Enzyme Immunosorbent Assays in Plant Virology

Enzyme immunosorbent assays represent a departure from the classical procedures based on immunoprecipitin reactions in that recognition of immunospecific activity is through the action of the associated enzyme label rather than by observing the formation of an insoluble antigen–antibody complex. By using an enzyme marker, usually linked to the virus-specific antibody, the detection of a specific reaction can be augmented several hundredfold relative to the threshold of visibility of an immune precipitate. Essentially, the same principle is utilized also in methods involving radio- or fluorescent labels and in serological electron microscopic techniques in which antibodies are “tagged” with electron-opaque markers. Most applications of enzyme immunosorbent assay for the detection of plant viruses have utilized the double antibody sandwich (DAS) method of enzyme-linked immunosorbent assay (ELISA) (Clark and Adams, 1977) in which specifically immobilized viral antigen is allowed to react directly with enzyme-labeled antibody, the resultant complex being revealed by the addition of enzyme substrate.

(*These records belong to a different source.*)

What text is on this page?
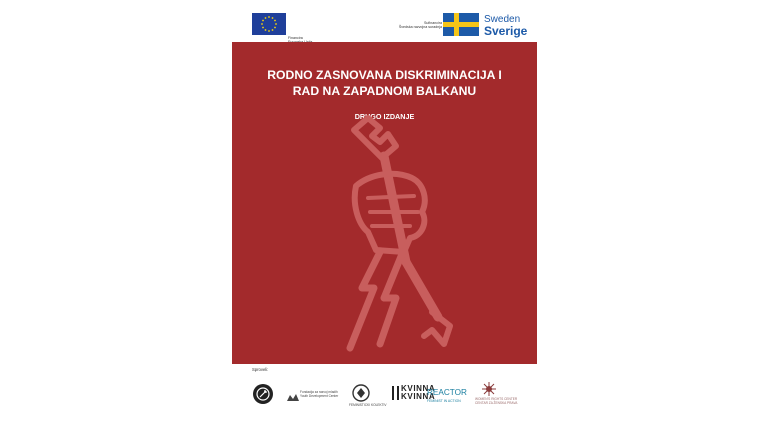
Financira
Sufinancira
Švedska razvojna suradnja
Sweden
Sverige
RODNO ZASNOVANA DISKRIMINACIJA I
RAD NA ZAPADNOM BALKANU
DRUGO IZDANJE
Sproveli:
Fondacija za razvoj mladih
Youth Development Center
FEMINISTICKI KOLEKTIV
KVINNA
KVINNA
REACTOR
FEMINIST IN ACTION	WOMEN'S RIGHTS CENTER
CENTAR ZA ŽENSKA PRAVA
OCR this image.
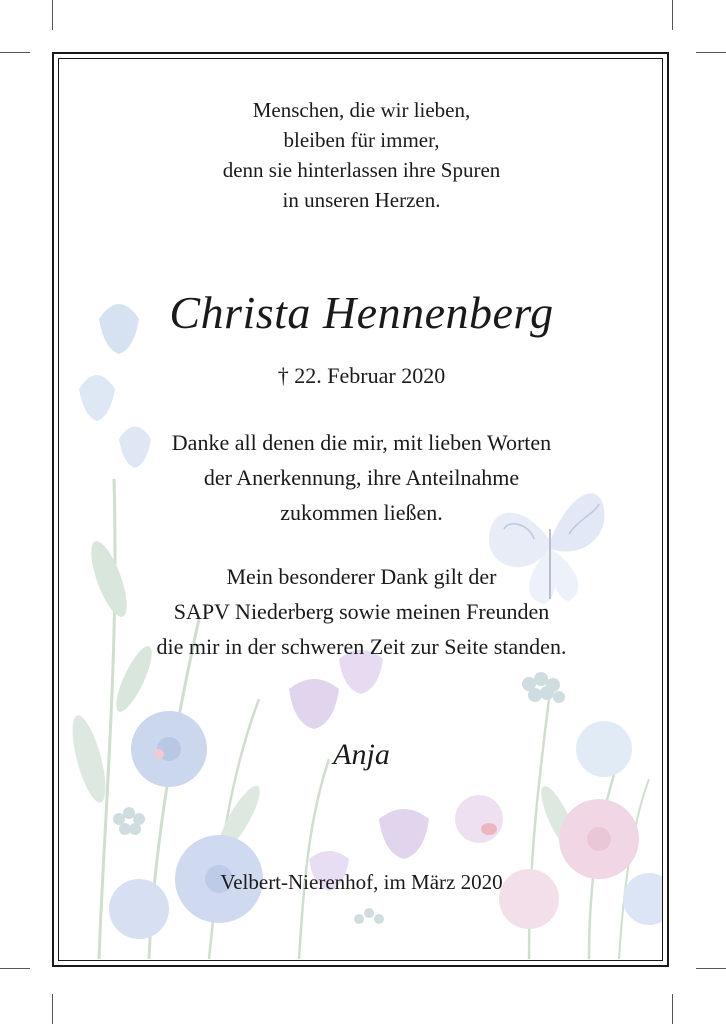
Menschen, die wir lieben,
bleiben für immer,
denn sie hinterlassen ihre Spuren
in unseren Herzen.
Christa Hennenberg
† 22. Februar 2020
Danke all denen die mir, mit lieben Worten
der Anerkennung, ihre Anteilnahme
zukommen ließen.
Mein besonderer Dank gilt der
SAPV Niederberg sowie meinen Freunden
die mir in der schweren Zeit zur Seite standen.
Anja
Velbert-Nierenhof, im März 2020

Protocol N lists the sequence of operations for a typical routine assay of virus in field-collected samples, using this form of ELISA. Procedures in use in plant pathology fall into one of two main categories: direct procedures, in which antigen immobilized on the solid phase is detected with an enzyme-labeled, specific antibody, and indirect procedures, in which the immobilized antigen is the target for unconjugated, specific antibody, which in turn is detected by an enzyme-labeled, anti-immunoglobulin molecule.